In a strategic effort to enhance its focus on core business and market, Saxo Bank has recently completed the sale of its stake in Saxo Fintech, to its largest shareholder, Geely Holding Group of China. The Danish investment bank and online trading provider announced this change in ownership structure on Thursday.

Saxo Fintech, formerly known as Saxo Geely Tech Holding A/S, was established in 2019 as a joint venture between Saxo Bank and Geely. The merger aimed at delivering financial and RegTech solutions to Mainland China’s financial institutions, including banks, brokers, and fintech firms.

Initially, the ownership of Saxo Fintech was equally divided between the two companies. However, with the completion of the sale, pending regulatory approval, Geely Holding Group will assume full control over the venture.

Saxo Bank decided to get rid of its stake in the RegTech firm after conducting a diligent evaluation and strategic assessment. Consequently, Geely will acquire all the shares previously held by Saxo Bank in Saxo Fintech.

“As part of this transaction, Saxo Bank will receive its shares in exchange, representing approximately 2% of the total outstanding Saxo Bank shares,” stated the fully regulated and licensed Danish bank in an official statement.

The sale will also impact the existing ownership structure of Saxo Bank, a provider of online trading and investment services to both retail and institutional clients. While Geely will remain the majority owner of the Danish multi-asset broker, its stake will be reduced from 52% to 49.88%.

Moreover, Saxo Bank’s CEO, Kim Fournais, will own 28.90% of the bank, while Finnish insurance company Sampo will retain 19.83%. Minority shareholders will maintain a 2.20% ownership of the company. These changes in ownership reflect the evolving dynamics within Saxo Bank’s ownership composition.

Saxo Raised Standard

Amidst a remarkable fivefold growth in client assets over the past five years, reaching a significant milestone of surpassing $100 billion, Saxo Bank has decided to divest its stake in Saxo Fintech. The online trading platform provider also achieved a record-breaking achievement by attracting one million clients to its platform.
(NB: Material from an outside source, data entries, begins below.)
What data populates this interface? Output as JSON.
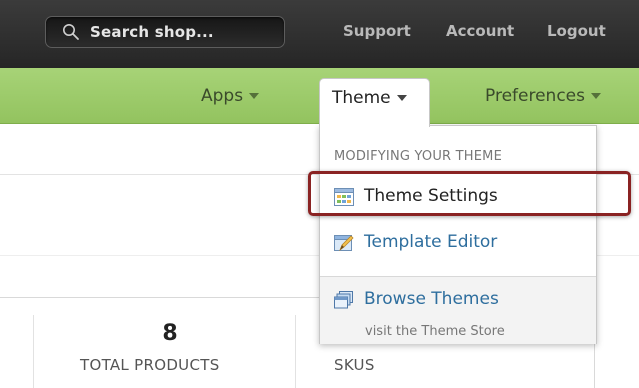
{
  "topbar": {
    "search_placeholder": "Search shop...",
    "links": [
      "Support",
      "Account",
      "Logout"
    ]
  },
  "nav": {
    "apps": "Apps",
    "theme": "Theme",
    "preferences": "Preferences"
  },
  "dropdown": {
    "heading": "MODIFYING YOUR THEME",
    "items": [
      {
        "label": "Theme Settings",
        "icon": "grid-icon"
      },
      {
        "label": "Template Editor",
        "icon": "edit-icon"
      },
      {
        "label": "Browse Themes",
        "icon": "themes-icon",
        "sublabel": "visit the Theme Store"
      }
    ]
  },
  "stats": {
    "total_products_value": "8",
    "total_products_label": "TOTAL PRODUCTS",
    "skus_label": "SKUS"
  },
  "colors": {
    "topbar": "#2e2e2e",
    "navbar": "#9fcd6d",
    "highlight": "#8a2323",
    "link": "#2e6e9e"
  }
}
The firm emphasized that the decision to divest is aligned with its unwavering dedication to optimizing business operations and prioritizing its core markets and valued clients. This strategic move reflects Saxo Bank’s ongoing commitment to refine its business approach, streamline operations, and concentrate resources on serving its primary markets and meeting the evolving needs of its esteemed clientele.